Edition cover

  • ISBN10: 0575070277
  • ISBN13: 9780575070271
  • Hardcover
  • 304 pages
  • Gollancz

Nova Swing (Gollancz)
by M.John Harrison

Reviewed by Chinsmith

Rating: 4 out of 5

  • Posted 1 years ago
  • Viewed 287 times, 0 comments
  • Average user rating: (4/5)

Cyberdrunk.

Wow.

Any trendy genre is doomed to become desperately uncool in time. Take cyberpunk, bless it. That self-consciously wired sci-fi stepchild ended up making the journey from envelope-pushing early-80s edginess to nothing more than fodder for mid-90s straight-to-video stodge. But hey, it's not cyberpunk's fault. It heralded the age of information overload, but now that we're sliding down the infolanche for real, it can seem as naive as a 1950's World's Fair. A lot of its concerns - style tribes, virtual reality, post-apocalyptic dystopias - seem laughably dated.

M. John Harrison couldn't give a toss, though. Good for him.

"Nostalgia and science fiction are spookily close" A A Gill

That's one of the quotes that prefaces this extraordinary exercise in style. It makes a lot of sense, too. Harrison's world is cyberpunk refried and expertly blended into a pulp setting - a setting that cyberpunk has always been magnetically drawn to from the start. The action takes place in a backwater street of a down-at-heel city on a who-cares planet, stuffed full of romantically dissolute lowlifes. Liv Hula manages a bar, but can't pull her life out of the gutter; Vic Serotonin makes a living out of taking slumming tourists to the edge of an indescribable spatial anomaly that landed downtown a generation ago, but he's losing himself in the process; Fat Antoyne hustles for a buck and tries to get loved; Lens Aschemann is the detective who looks just like the older Albert Einstein, driving a 1952 pink Cadillac, who's trying to piece all these lives together. But the centre of the novel is the city Saudade itself, in its desperate, dingy beauty, eerily mirrored in the dreamlike chaos of the anomaly.

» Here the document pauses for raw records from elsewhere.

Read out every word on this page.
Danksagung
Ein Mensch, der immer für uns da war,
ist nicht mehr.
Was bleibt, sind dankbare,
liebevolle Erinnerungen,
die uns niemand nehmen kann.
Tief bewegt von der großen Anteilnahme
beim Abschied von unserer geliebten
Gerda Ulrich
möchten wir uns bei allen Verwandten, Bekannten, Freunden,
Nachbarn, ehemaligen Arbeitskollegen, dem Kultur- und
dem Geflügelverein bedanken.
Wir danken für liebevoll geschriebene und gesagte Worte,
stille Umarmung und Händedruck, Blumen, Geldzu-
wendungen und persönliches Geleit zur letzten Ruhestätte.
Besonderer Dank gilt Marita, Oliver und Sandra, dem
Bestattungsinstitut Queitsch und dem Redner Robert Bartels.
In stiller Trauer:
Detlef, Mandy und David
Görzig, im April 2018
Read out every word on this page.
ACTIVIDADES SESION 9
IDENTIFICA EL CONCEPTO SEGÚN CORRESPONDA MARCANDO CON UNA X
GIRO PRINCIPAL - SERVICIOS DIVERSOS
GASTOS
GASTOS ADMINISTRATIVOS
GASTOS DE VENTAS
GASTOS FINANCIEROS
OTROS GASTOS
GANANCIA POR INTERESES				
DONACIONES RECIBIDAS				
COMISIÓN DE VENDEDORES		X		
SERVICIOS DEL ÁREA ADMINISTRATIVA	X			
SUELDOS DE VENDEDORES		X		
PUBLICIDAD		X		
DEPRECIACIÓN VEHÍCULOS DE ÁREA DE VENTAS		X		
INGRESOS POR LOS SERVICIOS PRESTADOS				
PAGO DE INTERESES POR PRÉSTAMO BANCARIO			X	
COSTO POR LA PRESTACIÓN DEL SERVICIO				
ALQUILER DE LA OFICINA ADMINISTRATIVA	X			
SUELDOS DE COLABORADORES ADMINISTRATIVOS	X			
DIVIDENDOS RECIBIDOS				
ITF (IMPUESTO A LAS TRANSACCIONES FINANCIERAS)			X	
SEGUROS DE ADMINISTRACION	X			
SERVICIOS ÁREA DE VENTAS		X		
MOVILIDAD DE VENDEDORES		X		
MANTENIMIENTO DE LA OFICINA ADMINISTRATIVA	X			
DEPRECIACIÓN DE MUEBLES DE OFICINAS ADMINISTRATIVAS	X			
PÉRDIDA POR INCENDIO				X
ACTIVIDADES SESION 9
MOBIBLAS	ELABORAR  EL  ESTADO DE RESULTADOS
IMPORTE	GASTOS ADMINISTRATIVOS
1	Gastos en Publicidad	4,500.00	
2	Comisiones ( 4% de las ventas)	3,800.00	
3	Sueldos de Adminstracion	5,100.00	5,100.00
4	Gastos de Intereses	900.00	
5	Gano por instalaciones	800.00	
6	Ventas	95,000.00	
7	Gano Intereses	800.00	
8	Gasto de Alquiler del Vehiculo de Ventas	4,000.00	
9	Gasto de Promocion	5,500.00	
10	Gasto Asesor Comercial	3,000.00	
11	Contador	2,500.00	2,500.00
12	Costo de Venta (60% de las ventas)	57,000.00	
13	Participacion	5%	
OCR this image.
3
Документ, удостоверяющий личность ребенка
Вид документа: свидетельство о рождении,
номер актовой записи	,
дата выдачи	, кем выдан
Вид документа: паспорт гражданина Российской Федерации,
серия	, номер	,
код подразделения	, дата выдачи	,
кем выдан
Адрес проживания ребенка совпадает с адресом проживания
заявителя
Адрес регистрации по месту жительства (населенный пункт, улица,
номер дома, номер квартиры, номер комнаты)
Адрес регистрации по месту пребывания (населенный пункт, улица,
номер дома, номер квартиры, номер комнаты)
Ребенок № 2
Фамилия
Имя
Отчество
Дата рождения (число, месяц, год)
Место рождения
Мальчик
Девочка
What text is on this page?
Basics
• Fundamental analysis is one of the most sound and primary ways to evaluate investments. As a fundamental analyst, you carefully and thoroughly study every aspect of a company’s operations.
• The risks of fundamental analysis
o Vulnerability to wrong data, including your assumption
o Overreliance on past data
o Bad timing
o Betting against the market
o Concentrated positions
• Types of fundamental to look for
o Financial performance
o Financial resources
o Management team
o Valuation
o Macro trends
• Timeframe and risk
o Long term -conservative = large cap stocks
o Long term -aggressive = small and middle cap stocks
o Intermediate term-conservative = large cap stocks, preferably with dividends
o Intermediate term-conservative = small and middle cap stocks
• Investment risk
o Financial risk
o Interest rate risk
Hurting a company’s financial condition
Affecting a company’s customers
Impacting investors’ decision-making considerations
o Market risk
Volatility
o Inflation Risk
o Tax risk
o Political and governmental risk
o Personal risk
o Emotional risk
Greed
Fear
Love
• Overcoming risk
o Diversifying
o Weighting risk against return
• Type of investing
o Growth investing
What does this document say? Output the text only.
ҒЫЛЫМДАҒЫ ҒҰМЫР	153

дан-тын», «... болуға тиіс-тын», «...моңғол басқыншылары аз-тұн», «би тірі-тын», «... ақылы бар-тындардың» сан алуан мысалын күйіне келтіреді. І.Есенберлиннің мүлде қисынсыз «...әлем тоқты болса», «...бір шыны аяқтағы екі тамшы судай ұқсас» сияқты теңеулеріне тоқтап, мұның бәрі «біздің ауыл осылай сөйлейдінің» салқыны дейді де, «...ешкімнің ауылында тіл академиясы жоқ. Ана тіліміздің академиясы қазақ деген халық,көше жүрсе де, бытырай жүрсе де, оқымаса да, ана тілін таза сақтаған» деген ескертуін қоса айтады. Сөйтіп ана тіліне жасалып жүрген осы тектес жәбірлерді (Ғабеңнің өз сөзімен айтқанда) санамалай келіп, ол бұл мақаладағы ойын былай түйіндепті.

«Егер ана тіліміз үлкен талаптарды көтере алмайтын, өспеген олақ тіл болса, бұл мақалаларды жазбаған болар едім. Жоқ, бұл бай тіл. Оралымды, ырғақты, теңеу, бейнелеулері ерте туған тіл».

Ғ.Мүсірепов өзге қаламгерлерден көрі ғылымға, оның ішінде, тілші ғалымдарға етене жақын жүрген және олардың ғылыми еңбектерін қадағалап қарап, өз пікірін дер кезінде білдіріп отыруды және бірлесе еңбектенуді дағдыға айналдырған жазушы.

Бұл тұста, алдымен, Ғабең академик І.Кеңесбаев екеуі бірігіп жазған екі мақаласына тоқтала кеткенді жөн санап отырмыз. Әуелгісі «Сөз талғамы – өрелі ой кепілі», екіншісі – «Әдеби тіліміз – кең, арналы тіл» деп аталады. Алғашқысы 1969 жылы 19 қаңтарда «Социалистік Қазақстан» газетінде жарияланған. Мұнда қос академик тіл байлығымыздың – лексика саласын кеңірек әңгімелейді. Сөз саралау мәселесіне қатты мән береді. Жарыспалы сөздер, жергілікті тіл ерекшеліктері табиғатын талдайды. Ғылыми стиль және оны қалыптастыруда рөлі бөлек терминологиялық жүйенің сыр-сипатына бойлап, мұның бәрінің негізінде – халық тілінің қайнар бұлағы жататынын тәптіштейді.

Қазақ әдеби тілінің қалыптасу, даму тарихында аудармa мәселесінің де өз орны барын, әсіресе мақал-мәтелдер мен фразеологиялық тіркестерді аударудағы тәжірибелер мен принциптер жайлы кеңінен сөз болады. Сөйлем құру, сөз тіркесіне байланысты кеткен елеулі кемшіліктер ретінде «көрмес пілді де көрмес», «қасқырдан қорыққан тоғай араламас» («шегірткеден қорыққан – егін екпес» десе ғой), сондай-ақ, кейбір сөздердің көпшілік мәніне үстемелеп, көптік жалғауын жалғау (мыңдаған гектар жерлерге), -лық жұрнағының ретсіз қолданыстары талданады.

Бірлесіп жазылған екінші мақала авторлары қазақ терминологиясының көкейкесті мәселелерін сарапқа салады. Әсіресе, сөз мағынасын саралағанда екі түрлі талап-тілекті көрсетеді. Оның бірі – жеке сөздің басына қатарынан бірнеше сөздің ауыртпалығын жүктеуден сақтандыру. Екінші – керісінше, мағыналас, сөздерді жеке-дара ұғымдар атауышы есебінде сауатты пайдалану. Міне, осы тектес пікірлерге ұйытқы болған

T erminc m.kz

And everybody drinks, like there's no tomorrow. For these hoods and whores, maybe there isn't. They're trapped in a future where the only gene-modification you can't buy is a way to like who you are.

This isn't about the wisecracks-and-sharp-hats noir of films like The Big Sleep. It's more like the melancholy cool of Raymond Chandler's original novel, where regret and betrayal is more subtly deadly than a hundred blackjack-armed thugs, and the streets are always slick with rain. Nova Swing isn't about sci-fi whizz-bang gadgetry or cosmos-spanning metaphysics either, although Harrison doles these out with a sort of weary, inspired generosity.

So why isn't this a mere literary experiment? Because Harrison has something to write about. The characters circle each other, desperate to find a meaning in a midnight hook-up, a collar, a brawl. It's about how everything falls apart slowly, how adults betray their child-selves, how love is already on the lam; but how just maybe it's enough to get you off this godforsaken world and into a future which might be illusory, but has to be better than the now.

Make no mistake - Nova Swing sweats style. Even if sometimes the effects are a little laboured, it's all a labour of love. This review may be dull, but Harrison’s prose isn’t. It’s jaded, seductive street poetry.

Inevitably, the detective plot (which is always the loser in the pulp setting, and doesn't even have much what-happens-next attraction here) can't pull us all the way to a showstopping finish. But even this doesn't matter, because Harrison is evoking a mood, a style - a way of living or putting off life - that's as grown-up, thrilling and phantasmagorical as anything else in science fiction.